2. createpcfrom_mesh.ipynb: The workflow in this notebook takes a 3D model in STL format as input. The model is then transformed into a point cloud with the a number of points specified in the notebook and saved in a specified directory.
3. pcaligningand_scaling: This notebook performs the key part of this process. It illustrates and explains the series of steps necessary to accurately deform the point cloud of a canonical 3D model with recognizable characteristics of a deformable object. A centroid-to-furthest-point defining feature line is found in both the point cloud of the canonical model and in the cloud of the object scanned by the Kinect. These lines are then used in order to perform an orientation alignment, which is later refined. Once both clouds are properly aligned, the point cloud of the canonical model is then scaled to match the dimensions of the Kinect-scanned real-world object. The output of this notebook is an accurately scaled canonical model.
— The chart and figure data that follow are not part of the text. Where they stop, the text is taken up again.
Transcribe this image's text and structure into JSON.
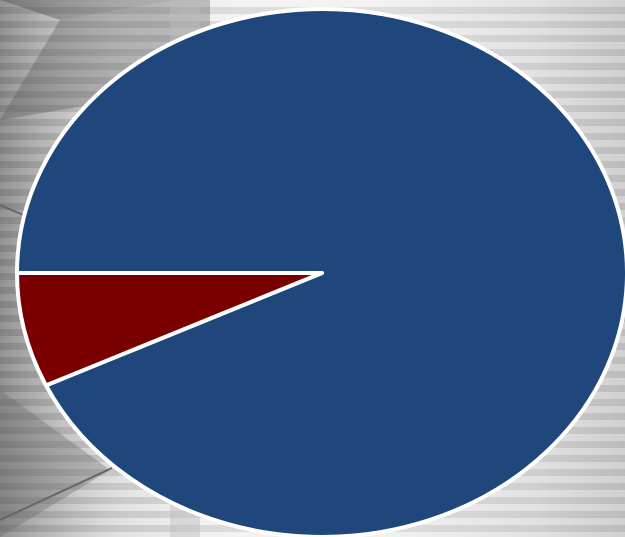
{
  "chart_data": {
    "type": "pie",
    "title": "",
    "slices": [
      {
        "value": 93,
        "color": "#1f477b"
      },
      {
        "value": 7,
        "color": "#7a0000"
      }
    ],
    "edge_color": "#ffffff",
    "legend": "none"
  }
}
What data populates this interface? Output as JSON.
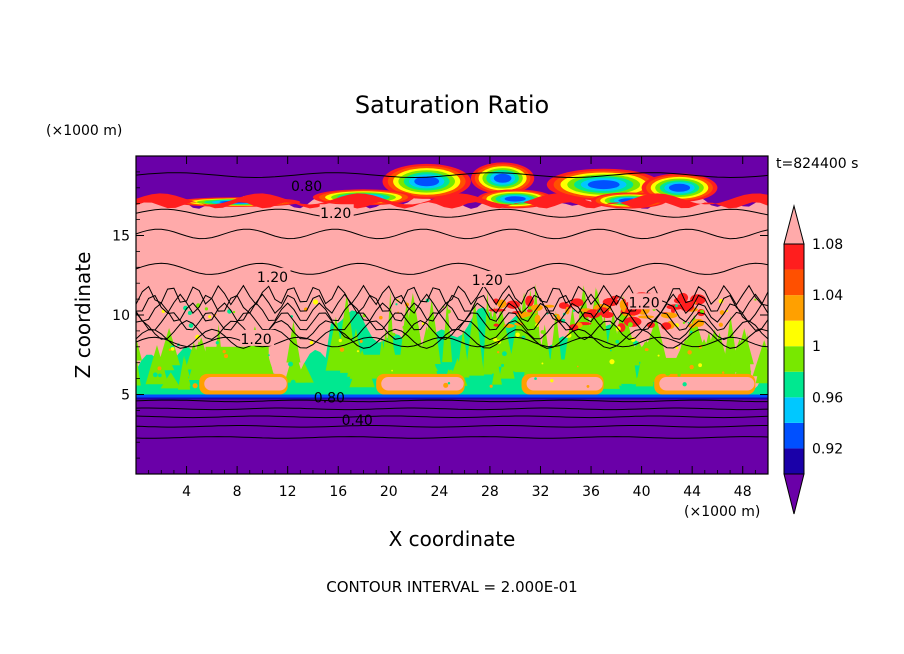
{
  "chart_data": {
    "type": "heatmap",
    "title": "Saturation Ratio",
    "xlabel": "X coordinate",
    "ylabel": "Z coordinate",
    "x_unit": "(×1000 m)",
    "y_unit": "(×1000 m)",
    "time_label": "t=824400 s",
    "footer": "CONTOUR INTERVAL = 2.000E-01",
    "xlim": [
      0,
      50
    ],
    "ylim": [
      0,
      20
    ],
    "x_ticks": [
      4,
      8,
      12,
      16,
      20,
      24,
      28,
      32,
      36,
      40,
      44,
      48
    ],
    "x_tick_labels": [
      "4",
      "8",
      "12",
      "16",
      "20",
      "24",
      "28",
      "32",
      "36",
      "40",
      "44",
      "48"
    ],
    "y_ticks": [
      5,
      10,
      15
    ],
    "y_tick_labels": [
      "5",
      "10",
      "15"
    ],
    "colorbar": {
      "levels": [
        0.9,
        0.92,
        0.94,
        0.96,
        0.98,
        1.0,
        1.02,
        1.04,
        1.06,
        1.08,
        1.1
      ],
      "colors": [
        "#6a00a8",
        "#1a00a8",
        "#0050ff",
        "#00c8ff",
        "#00e890",
        "#78e800",
        "#ffff00",
        "#ffa000",
        "#ff5000",
        "#ff1e1e",
        "#ffaaaa"
      ],
      "tick_labels": [
        "0.92",
        "0.96",
        "1",
        "1.04",
        "1.08"
      ],
      "tick_values": [
        0.92,
        0.96,
        1.0,
        1.04,
        1.08
      ]
    },
    "contour_labels": [
      {
        "text": "0.80",
        "x": 13.5,
        "z": 18.1
      },
      {
        "text": "1.20",
        "x": 15.8,
        "z": 16.4
      },
      {
        "text": "1.20",
        "x": 10.8,
        "z": 12.4
      },
      {
        "text": "1.20",
        "x": 27.8,
        "z": 12.2
      },
      {
        "text": "1.20",
        "x": 40.2,
        "z": 10.8
      },
      {
        "text": "1.20",
        "x": 9.5,
        "z": 8.5
      },
      {
        "text": "0.80",
        "x": 15.3,
        "z": 4.8
      },
      {
        "text": "0.40",
        "x": 17.5,
        "z": 3.4
      }
    ]
  }
}
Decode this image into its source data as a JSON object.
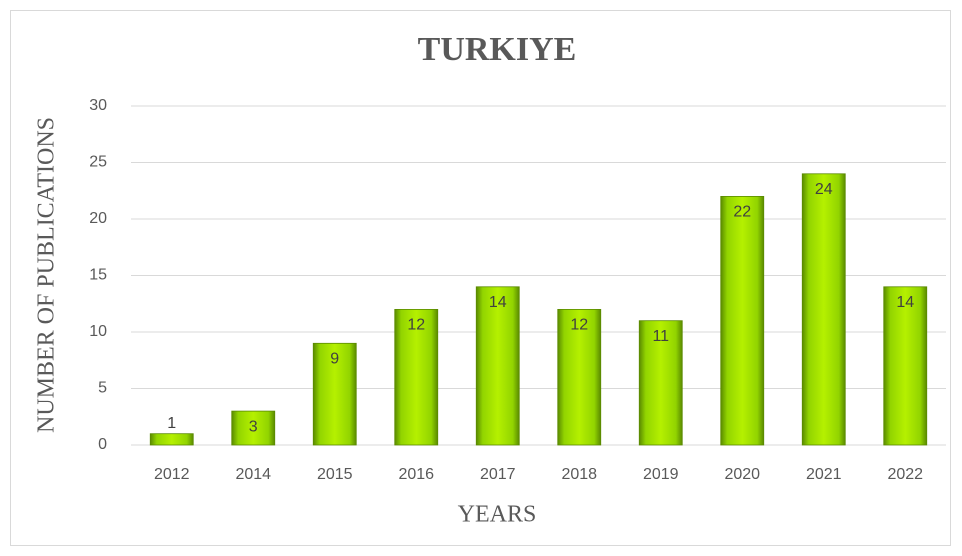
{
  "chart_data": {
    "type": "bar",
    "title": "TURKIYE",
    "x_label": "YEARS",
    "y_label": "NUMBER OF PUBLICATIONS",
    "categories": [
      "2012",
      "2014",
      "2015",
      "2016",
      "2017",
      "2018",
      "2019",
      "2020",
      "2021",
      "2022"
    ],
    "values": [
      1,
      3,
      9,
      12,
      14,
      12,
      11,
      22,
      24,
      14
    ],
    "color": "#92d400",
    "ylim": [
      0,
      30
    ],
    "yticks": [
      0,
      5,
      10,
      15,
      20,
      25,
      30
    ],
    "grid": true
  }
}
4. pose_registration.ipynb: After having obtained the scaled and aligned model point cloud in the prior notebook, this notebook uses the RAndom SAmple Consensus (RANSAC) and Iterative Closest Points (ICP) algorithms to register and approximate the pose of the real world point cloud by aligning the scaled canonical model to it using these algorithms in the sequence they were mentioned. RANSAC performs a quality initial pose estimation which is then refined via the use of the ICP algorithm. This notebook outputs a transformation matrix that can be used to align the model point cloud with the best pose that this notebook could obtain.
5. generate2D_rep.ipynb: The scaled and deformed point cloud is put into the pose given by the prior notebook. The point cloud is then transformed using an ortographic projection with matplotlib in order to generate a 2D representation that can be superimposed onto the color image.
6. overlay2dog_img.ipynb: This code uses the orthogonal view generated in the prior notebook to superimpose it in the centroid of the object in the color image. Allowing for an in-context visualization.